Generally, the type of earthenware is homogeneous, with round-bottomed and round-foot articles being the prevalent types. The recognizable forms include cauldrons, jars, stem cups, plates, bowls and spin wheels. As for the techniques of crafting the earthenware, it could be observed that the mouths and shoulders appear to be adjusted on slowly-spinning wheels, with marks of the spinning wheel left on the inner side. The bottoms and bellies are mostly hand-made, resulting in marks left on the corresponding areas on the inner side and uneven thickness. The round feet are mostly attached after crafting on wheels. The earthenware is lightly fired with fine sand and mica pieces in the base.
The surfaces of plain pottery appear to have been polished by wet hands. Certain clay pottery artifacts have had their surfaces polished. The techniques of decorating the earthenware surfaces include patting, pressing, stamping, pricking, engraving, embossing, polishing and hollowing-out. Among these techniques, the corded patterns obtained through patting are the most common one, though there are also woven patterns, short-line patterns and fingernail patterns obtained through pressing, dotted patterns obtained through stamping and pricking, parallel short-line patterns and zig-zag patterns obtained through engraving, and additional heap patterns and convex patterns obtained through embossing.
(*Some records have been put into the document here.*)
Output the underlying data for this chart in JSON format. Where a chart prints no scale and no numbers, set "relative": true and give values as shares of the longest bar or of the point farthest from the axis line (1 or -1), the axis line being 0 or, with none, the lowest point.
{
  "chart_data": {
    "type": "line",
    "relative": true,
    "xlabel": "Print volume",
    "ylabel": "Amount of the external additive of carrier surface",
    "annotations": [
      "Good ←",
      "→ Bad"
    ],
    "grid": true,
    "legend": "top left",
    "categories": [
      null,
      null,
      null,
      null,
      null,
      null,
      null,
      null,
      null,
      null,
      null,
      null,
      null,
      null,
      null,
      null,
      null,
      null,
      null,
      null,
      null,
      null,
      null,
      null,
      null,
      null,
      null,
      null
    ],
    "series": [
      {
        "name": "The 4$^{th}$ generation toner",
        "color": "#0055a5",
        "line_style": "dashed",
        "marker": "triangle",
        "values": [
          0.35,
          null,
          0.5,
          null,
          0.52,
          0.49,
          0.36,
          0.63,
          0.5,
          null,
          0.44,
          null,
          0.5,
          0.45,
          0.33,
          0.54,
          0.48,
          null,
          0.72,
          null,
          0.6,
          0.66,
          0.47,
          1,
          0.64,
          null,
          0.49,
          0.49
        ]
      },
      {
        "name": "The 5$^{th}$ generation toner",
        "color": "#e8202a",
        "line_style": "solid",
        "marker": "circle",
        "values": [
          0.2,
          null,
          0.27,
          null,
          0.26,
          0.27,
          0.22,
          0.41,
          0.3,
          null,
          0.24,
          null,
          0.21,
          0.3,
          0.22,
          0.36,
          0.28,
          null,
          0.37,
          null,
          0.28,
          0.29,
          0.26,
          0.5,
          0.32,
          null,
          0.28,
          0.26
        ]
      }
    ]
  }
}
These patterns often do not appear alone on an artifact, but in a combination. Pressed patterns were often applied to the mouths of artifacts, with saw-tooth patterns found on the mouths of some artifacts; additional heap patterns and convex patterns were mostly applied to the bellies; fingernail patterns are often seen on the bottom; hollowed-out patterns are often found on round feet of artifacts.
These cultural features are typical to Neolithic sites in Southern Fujian, with similarities between them and the Sufengshan site and Cheng’an site in Dongshan County as well as the Lazhoushan site in Zhaoan County. This indicates the possibility that they belong to the same civilization in Southern Fujian, which could be named “Damaoshan civilization”. It shares similarities with the Tanshishan civilization found at Minhou County.
Speaking of the cultural characteristics, many similarities could be drawn between the earthenware artifacts in the Damaoshan site and those in the Suogang site on Penghu Islands. For example, they are both chiefly red or reddish-brown in color; stem cups, jars and cauldrons in type; corded, engraved and saw-tooth in pattern with a small number of articles with fingernail and additional heap patterns. In addition, the physical and chemical content of the stone adzes has been analyzed to be the same as that of the Qimeidao stone tool factory.
According to the archaeological materials available to date, there is evidence that the prehistoric humans living along the southeastern coast of Fujian Province had traveled to Taiwan with the help of the monsoon, then to islands on the Pacific Ocean and the Indian Ocean via the Philippines. Cultural and daily-life elements similar to those of people from Austronesian language family were found in the prehistoric sun pattern rock painting relics in Dongmenyu Island, Dongshan County, Damaoshan shell mound, and relevant key prehistoric sites. Hence, it can be concluded that the Damaoshan civilization is also one of the early civilizations of the Austronesian language family.